Dancers perform for tourists in Urumqi, Northwest China's Xinjiang Uygur Autonomous Region on January 1, 2024. Photo: VCG
The 8th China-Eurasia Expo kicked off in Urumqi, capital of Northwest China's Xinjiang Uygur Autonomous Region, on Wednesday, with participants from 50 countries, regions and international organizations, paving the way for strengthened economic cooperation in the Eurasian region.
The event, during which a series of cooperation agreements are expected to be inked, once again put on vivid display of the openness and high-quality development of Xinjiang, in addition to its vast development potential, offering a resounding rebuttal to some Western politicians and media outlets' malicious slander against the region, analysts said.
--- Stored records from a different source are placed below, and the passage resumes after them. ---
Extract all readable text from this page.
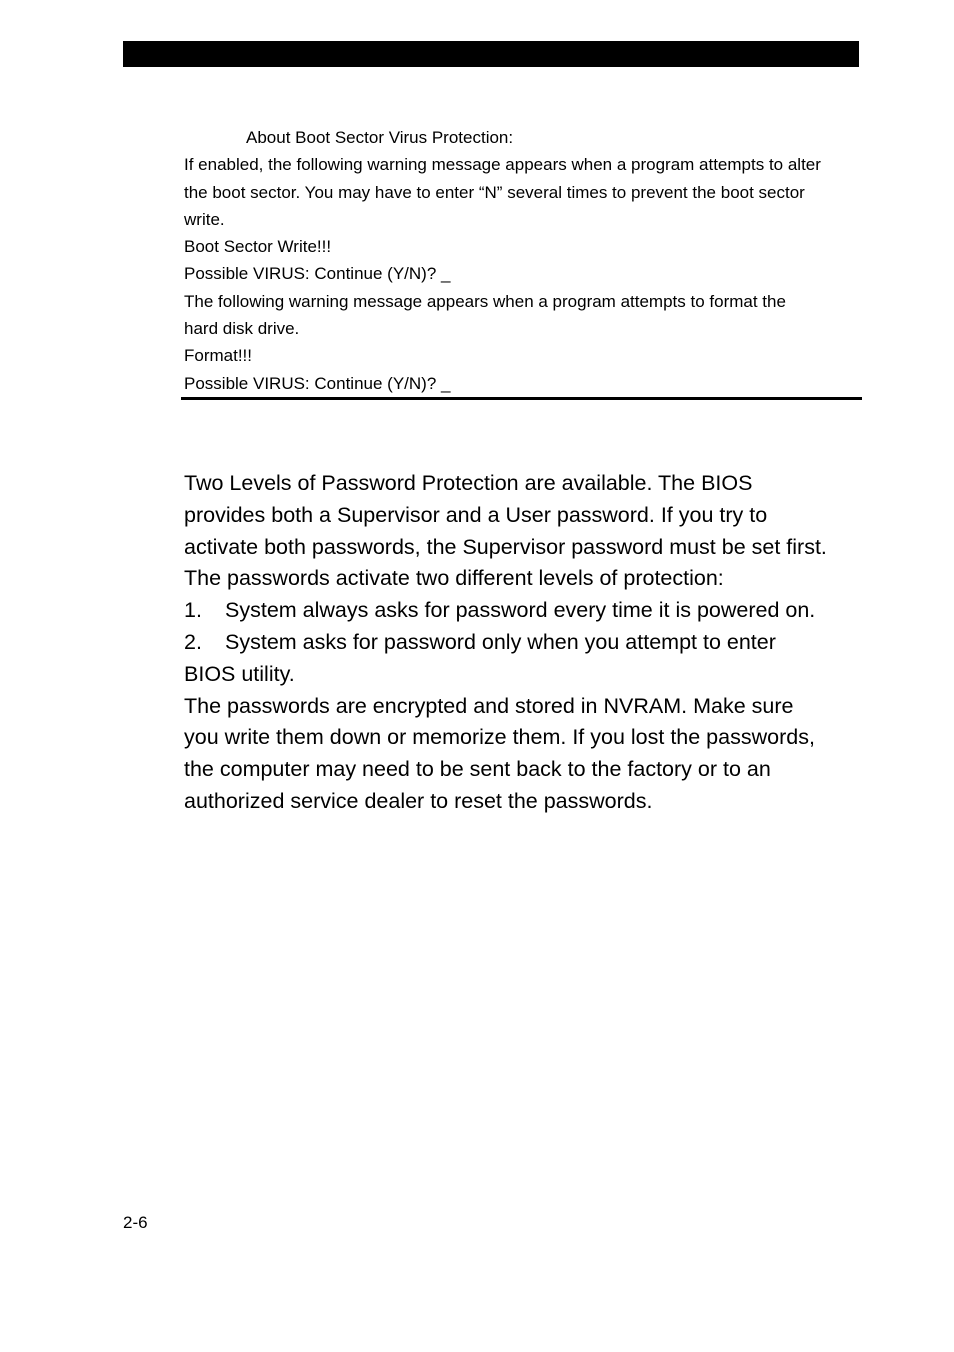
About Boot Sector Virus Protection:

If enabled, the following warning message appears when a program attempts to alter

the boot sector. You may have to enter “N” several times to prevent the boot sector

write.

Boot Sector Write!!!

Possible VIRUS: Continue (Y/N)? _

The following warning message appears when a program attempts to format the

hard disk drive.

Format!!!

Possible VIRUS: Continue (Y/N)? _

Two Levels of Password Protection are available. The BIOS

provides both a Supervisor and a User password. If you try to

activate both passwords, the Supervisor password must be set first.

The passwords activate two different levels of protection:

1. System always asks for password every time it is powered on.

2. System asks for password only when you attempt to enter

BIOS utility.

The passwords are encrypted and stored in NVRAM. Make sure

you write them down or memorize them. If you lost the passwords,

the computer may need to be sent back to the factory or to an

authorized service dealer to reset the passwords.

2-6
Under the theme of "New Opportunities on the Silk Road, New Vitality for Asia and Europe," this year's expo will run through June 30. The expo will cover an area of 140,000 square meters with four major exhibition zones covering investment cooperation, international exhibition, special industries, and equipment manufacturing, according to Xinhua.
The expo remains highly attractive for businesses in the region and from around the world. In total, more than 1,000 businesses and organizations from 50 countries, regions and international organizations, as well as more than 30 provincial level regions, including Xinjiang, signed up for this year's expo, according to official data.
At the expo, more than 50 trade promotion activities will be held, with more than 200 projects expected to be signed at special promotion meetings and signing ceremonies, according to media reports.
First launched in 2011, the China-Eurasia Expo is the only national and international comprehensive exhibition established in Xinjiang focusing on Western Asian and European countries. The expo plays an increasingly important role in promoting economic and trade cooperation between Asian and European countries.
"In recent years, China's economic and trade cooperation with Eurasian countries has accelerated rapidly, demonstrating that as the world's second-largest economy, China is committed to promoting joint development with regional countries," Bai Ming, a research fellow at the Chinese Academy of International Trade and Economic Cooperation, told the Global Times on Wednesday.
Bai said that China's vast consumer market and robust manufacturing industry offer great opportunities for development in the Eurasian region, and Xinjiang, as the bridgehead for China's westward opening-up, plays an increasingly important role in promoting regional cooperation.
The expo and the country's broader opening-up have also greatly helped boost Xinjiang's economic and social development and continue to offer great opportunities for Xinjiang businesses. Many Xinjiang-based businesses are seizing the expo to showcase their products and services in pursuit of greater development, the Global Times learned from businesses representatives attending the expo.
"Our company will take advantage of the brand benefits of the China-Eurasia Expo to gain greater market space," Li Jun, president of Xinjiang Yingduolan Pharmaceutical Industry Medicine Co, told the Global Times on Wednesday, adding that the company will showcase its traditional medicines at the expo.
The company has been exploring international markets through various platforms, and will continue to invest in overseas markets in the Middle East and South Asia, Li said, noting that the firm has seen strong growth in both sales and production, with sales in the first half of 2024 surging 31 percent year-on-year.
The company's growing overseas sales is also in line with Xinjiang's growing trade, thanks to a range of national and regional opening-up measures, including the Belt and Road Initiative and the establishment of the China (Xinjiang) Pilot Free Trade Zone, the first such zone in China's northwestern border region.
In the first four months of 2024, Xinjiang's total imports and exports reached 137.9 billion yuan, surging 49.5 percent year-on-year, the second-fastest growth rate nationwide, according to official data. Meanwhile, thanks to the robust growth in foreign trade, Xinjiang's regional GDP expanded by 5.6 percent in the first four months.
"In recent years, Xinjiang has steadily promoted exchange and cooperation with neighboring countries in medicine and health care, science and technology, education, cultural tourism and other aspects by leveraging the momentum of the Belt and Road Initiative," Zhou Yinghao, a senior analyst at the Bank of Urumqi, told the Global Times on Wednesday.
More than a platform for promoting cooperation, the China-Eurasia Expo also offers a great opportunity for international visitors to witness the openness and high-quality development of Xinjiang, which has been targeted by a relentless smearing campaign by some Western politicians and media outlets, analysts said.
In the face of baseless smearing against Xinjiang from some anti-China forces in the US and some other Western countries, "I believe that the expo is also an opportunity for the outside world to once again see Xinjiang's rapid and high-quality development, and it will also help Xinjiang enterprises 'go global' and strengthen investment cooperation with overseas economic and trade cooperation zones and industrial clusters to achieve mutual benefit and win-win results," Zhou said.